About 1 million of those who will qualify for free coverage will be able to buy a silver plan for no monthly cost. McKinsey, which is releasing a report about the new insurance marketplaces, estimates that the cost of silver plans for the people who qualify for a zero-premium bronze plan will range from $40-$50 per month.

“They may be getting zero premiums, but they’re also leaving a lot of money on the table if they don’t enroll in a silver-level plan,” said Sabrina Corlette, a professor at Georgetown University’s Health Policy Institute.

All plans, including bronze policies, limit annual out-of-pocket costs to $6,350 for individuals and $12,700 for families. But insurers and advocates said out-of-pocket costs — even those under that limit — can be daunting to people with low incomes.

For Mark and Elisabeth Horst, both artists in Albuquerque, N.M., the risks of signing up for a bronze plan were outweighed by the prospect of getting it for free. The Horsts, who make $24,000 a year between them, qualified for $612 in monthly subsidies, but the cost of a bronze plan was $581 per month.

“We’re in good health,” Horst said.

Besides, he said, they can always switch to a better plan next year. “At this point, it’s a little bit of a gamble.”

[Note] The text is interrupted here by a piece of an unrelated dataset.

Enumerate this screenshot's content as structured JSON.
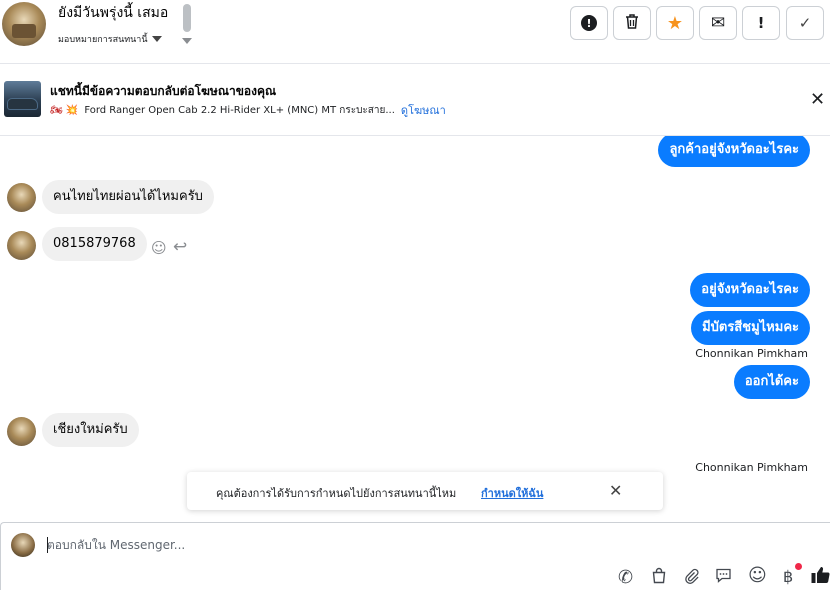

Not everyone selects the cheapest option. Dante Olivia Smith, a lighting designer from New York, learned that federal subsidies would allow her to buy a bronze plan for $24 a month.

“It was astounding,” she said. “I almost started crying, and called my mom.”

In the end, however, she went with a silver plan for $91 a month that included dental and vision coverage. Smith, 30, said she opted for the more comprehensive plan because of her work, which requires her to climb ladders and use power tools.

“If I had a different job, for 24 dollars a month I would have been like ‘Woo-hoo!’” she said. “But the reality is, I know what my risks are in my life.”